Luckily, Batgirl isn’t an original, non-IP movie. It’s a spinoff of WB’s most popular cinematic brand as of right now, and one that will indulge audience nostalgia with Keaton in the same way that recent Star Wars and Jurassic World movies have, except now in the indisputably most popular genre of the early 21st century: superheroes. Consider the first Deadpool and Logan were also both mid-budget superhero flicks that grossed $782 million and $619 million, respectively. And unlike those, Batgirl will almost certainly be PG-13.
It checks a lot of boxes, and a $70 million budget would mean less pressure to recoup its cost at the box office. And either way, it can still be just as valuable to HBO Max when it premieres on the service 45 days later as opposed to a day-and-date release.

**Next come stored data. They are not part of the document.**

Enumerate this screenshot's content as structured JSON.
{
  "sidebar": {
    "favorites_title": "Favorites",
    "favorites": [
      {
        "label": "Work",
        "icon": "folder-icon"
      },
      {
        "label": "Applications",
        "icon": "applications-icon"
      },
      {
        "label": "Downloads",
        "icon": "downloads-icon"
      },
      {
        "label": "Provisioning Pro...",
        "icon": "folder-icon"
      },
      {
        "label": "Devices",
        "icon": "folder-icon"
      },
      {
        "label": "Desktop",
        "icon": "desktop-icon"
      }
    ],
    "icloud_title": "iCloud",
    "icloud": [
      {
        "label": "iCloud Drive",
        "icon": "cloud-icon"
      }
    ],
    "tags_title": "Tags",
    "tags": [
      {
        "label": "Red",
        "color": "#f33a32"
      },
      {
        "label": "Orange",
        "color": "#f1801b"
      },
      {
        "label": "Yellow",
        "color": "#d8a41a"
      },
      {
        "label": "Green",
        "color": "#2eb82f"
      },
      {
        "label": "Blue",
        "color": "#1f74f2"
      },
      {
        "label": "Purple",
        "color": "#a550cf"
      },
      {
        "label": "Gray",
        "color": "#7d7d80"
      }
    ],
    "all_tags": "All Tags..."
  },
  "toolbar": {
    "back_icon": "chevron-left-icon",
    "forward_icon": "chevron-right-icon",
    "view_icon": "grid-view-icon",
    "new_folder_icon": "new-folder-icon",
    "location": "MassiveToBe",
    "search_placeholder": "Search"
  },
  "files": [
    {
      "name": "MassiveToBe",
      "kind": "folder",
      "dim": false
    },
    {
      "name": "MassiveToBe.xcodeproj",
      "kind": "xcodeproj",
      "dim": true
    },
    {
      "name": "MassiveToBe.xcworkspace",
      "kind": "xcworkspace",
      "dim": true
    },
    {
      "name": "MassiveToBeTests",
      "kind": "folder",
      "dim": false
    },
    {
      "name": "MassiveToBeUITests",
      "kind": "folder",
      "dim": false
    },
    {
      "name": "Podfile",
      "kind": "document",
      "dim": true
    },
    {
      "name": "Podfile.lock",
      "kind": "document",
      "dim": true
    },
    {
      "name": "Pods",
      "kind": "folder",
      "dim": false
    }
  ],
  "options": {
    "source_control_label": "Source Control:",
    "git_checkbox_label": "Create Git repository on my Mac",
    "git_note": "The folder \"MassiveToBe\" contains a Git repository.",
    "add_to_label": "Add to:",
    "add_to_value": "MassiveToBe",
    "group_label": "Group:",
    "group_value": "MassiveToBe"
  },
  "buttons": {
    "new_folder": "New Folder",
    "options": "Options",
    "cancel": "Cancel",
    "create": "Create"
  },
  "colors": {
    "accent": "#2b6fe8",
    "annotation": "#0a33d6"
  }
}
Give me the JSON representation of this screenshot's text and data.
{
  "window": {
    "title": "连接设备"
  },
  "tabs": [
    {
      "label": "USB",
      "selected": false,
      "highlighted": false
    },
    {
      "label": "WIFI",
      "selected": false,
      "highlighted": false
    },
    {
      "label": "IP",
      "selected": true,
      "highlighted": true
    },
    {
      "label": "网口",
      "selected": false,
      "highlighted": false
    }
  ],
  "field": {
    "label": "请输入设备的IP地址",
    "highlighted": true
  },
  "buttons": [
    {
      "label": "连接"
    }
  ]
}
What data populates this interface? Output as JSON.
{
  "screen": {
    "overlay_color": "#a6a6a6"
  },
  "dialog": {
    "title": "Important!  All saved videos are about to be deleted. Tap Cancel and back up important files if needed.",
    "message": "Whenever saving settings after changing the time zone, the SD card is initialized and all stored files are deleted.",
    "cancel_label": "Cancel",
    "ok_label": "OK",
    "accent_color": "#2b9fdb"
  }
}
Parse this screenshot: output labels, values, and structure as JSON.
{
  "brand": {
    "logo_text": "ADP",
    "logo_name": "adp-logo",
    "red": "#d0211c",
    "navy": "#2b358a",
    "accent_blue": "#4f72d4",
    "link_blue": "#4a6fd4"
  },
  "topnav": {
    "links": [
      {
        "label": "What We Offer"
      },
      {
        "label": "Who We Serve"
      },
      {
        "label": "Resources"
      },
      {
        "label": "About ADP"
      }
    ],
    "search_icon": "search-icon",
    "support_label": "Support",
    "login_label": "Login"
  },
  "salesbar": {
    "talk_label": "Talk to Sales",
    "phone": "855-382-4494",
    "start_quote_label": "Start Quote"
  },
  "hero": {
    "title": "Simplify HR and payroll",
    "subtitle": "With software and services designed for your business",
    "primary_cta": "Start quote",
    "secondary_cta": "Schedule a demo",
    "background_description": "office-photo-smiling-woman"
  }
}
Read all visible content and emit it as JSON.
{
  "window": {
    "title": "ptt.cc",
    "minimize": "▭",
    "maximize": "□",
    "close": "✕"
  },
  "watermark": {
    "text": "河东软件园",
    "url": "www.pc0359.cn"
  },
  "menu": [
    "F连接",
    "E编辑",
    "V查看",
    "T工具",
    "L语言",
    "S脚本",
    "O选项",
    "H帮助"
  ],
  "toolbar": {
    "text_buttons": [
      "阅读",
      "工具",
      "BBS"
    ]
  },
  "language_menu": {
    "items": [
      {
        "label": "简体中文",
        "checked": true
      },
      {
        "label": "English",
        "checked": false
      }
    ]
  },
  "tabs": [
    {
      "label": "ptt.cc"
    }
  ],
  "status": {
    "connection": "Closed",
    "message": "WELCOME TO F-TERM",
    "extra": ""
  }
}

The truth is streaming releases fail to generate the same level of pop culture awareness and penetration as a theatrical rollout. The cinema experience moves in waves, weekend to weekend, during its run as more people see it or pay to see it again, generating a literal investment of their time and money into the experience. It then enjoys several more waves before reaching its eventual streaming service port of call. The viability of this model, at least for IP with a built-in audience, has yet to be shaken. Disney tried with Black Widow and Cruella, and now all their live-action blockbusters have gone back to enjoying exclusive theatrical windows.
Surely Barbara Gordon deserves the same.